By Simon Lack
Certain closed end fund sectors are beginning to reflect expectations of tax changes. Although Congress hasn’t yet decided how to treat the expiring “Bush” tax cuts, consensus appears to be building around maintaining current income tax rates (other than the top rate which is the one that matters to many investors) and modestly increasing taxes on dividends (from 15-20%). National municipal closed end funds, of which there are 104 with a market capitalization of $38BN are trading at a record premium to NAV of 2.4% (according to Morningstar). This sector has only closed the month at a premium six times since 1997 (as far back as Morningstar’s records go). Three of those months were in 2010, and the others were in 1998 (following which they plunged to a record wide discount of 11.5% by the end of 1999).

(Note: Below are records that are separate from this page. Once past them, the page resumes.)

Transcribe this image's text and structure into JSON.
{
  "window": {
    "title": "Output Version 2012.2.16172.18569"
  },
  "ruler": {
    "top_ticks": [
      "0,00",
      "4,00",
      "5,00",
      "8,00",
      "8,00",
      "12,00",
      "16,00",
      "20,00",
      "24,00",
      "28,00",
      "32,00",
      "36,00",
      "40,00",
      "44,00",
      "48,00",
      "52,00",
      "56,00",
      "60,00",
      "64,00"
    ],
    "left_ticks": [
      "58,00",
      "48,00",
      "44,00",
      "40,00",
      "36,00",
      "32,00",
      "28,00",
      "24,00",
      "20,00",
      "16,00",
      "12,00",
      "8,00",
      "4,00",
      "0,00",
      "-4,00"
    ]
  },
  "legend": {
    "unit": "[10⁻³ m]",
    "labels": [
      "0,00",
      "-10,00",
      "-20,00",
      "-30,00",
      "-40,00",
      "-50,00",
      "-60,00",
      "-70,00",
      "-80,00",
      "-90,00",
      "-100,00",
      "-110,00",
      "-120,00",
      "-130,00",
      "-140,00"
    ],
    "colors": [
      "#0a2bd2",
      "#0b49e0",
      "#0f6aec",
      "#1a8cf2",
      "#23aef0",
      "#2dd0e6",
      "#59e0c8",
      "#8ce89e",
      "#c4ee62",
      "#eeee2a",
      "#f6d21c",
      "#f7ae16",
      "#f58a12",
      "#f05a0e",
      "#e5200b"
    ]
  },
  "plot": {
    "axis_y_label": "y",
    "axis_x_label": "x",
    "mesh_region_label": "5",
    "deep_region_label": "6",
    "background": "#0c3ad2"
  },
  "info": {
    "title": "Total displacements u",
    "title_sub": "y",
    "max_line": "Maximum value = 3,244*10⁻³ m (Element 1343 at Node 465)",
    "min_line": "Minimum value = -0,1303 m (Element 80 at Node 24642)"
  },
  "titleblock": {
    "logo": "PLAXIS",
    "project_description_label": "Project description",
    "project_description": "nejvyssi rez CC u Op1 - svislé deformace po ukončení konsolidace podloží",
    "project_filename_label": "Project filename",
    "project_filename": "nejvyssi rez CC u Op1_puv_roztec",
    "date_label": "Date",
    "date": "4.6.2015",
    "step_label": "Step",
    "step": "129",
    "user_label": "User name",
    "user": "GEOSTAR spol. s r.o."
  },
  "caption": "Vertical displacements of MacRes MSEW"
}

By contrast, the 14 funds in Morningstar’s Real Estate sector are at an average discount of 14.9%, having widened by 5% since March reflecting refined tax expectations and perhaps nervousness about the sector itself.
What’s fascinating is that changes in the tax code should properly only affect the prices of the underlying securities owned by closed end funds, not the funds themselves. Closed end funds don’t pay tax, so generally changes in the tax code should be fully reflected through NAV movements rather than changes in discounts (although to the extent that a fund has unrealized gains and capital gains tax rates change, the discount to NAV may adjust to reflect that).
We generally think muni CEFs are expensive, whereas we do have hedged long positions in a couple of real estate funds that we think are cheap. One is DWS RREEF World Real Estate (DRP) about which we’ve written before. It’s managed by Deutsche Asset Management and based on their own reports it has been a poor performance (Lipper ranked it 13 out of 19 similar funds last year). Arthur Lipson of Western Investment Management has taken a keen interest and it’s worth following the moves of this activist investor if only to read Mr. Lipson’s periodic and entertaining SEC filings (he recently stated that Deutsche should get out of managing closed end funds entirely). It currently trades at a 14% discount to NAV. We own DRP in the expectation that Deutsche will either find ways to improve its performance or take other steps identified by Western to create value for its stockholders.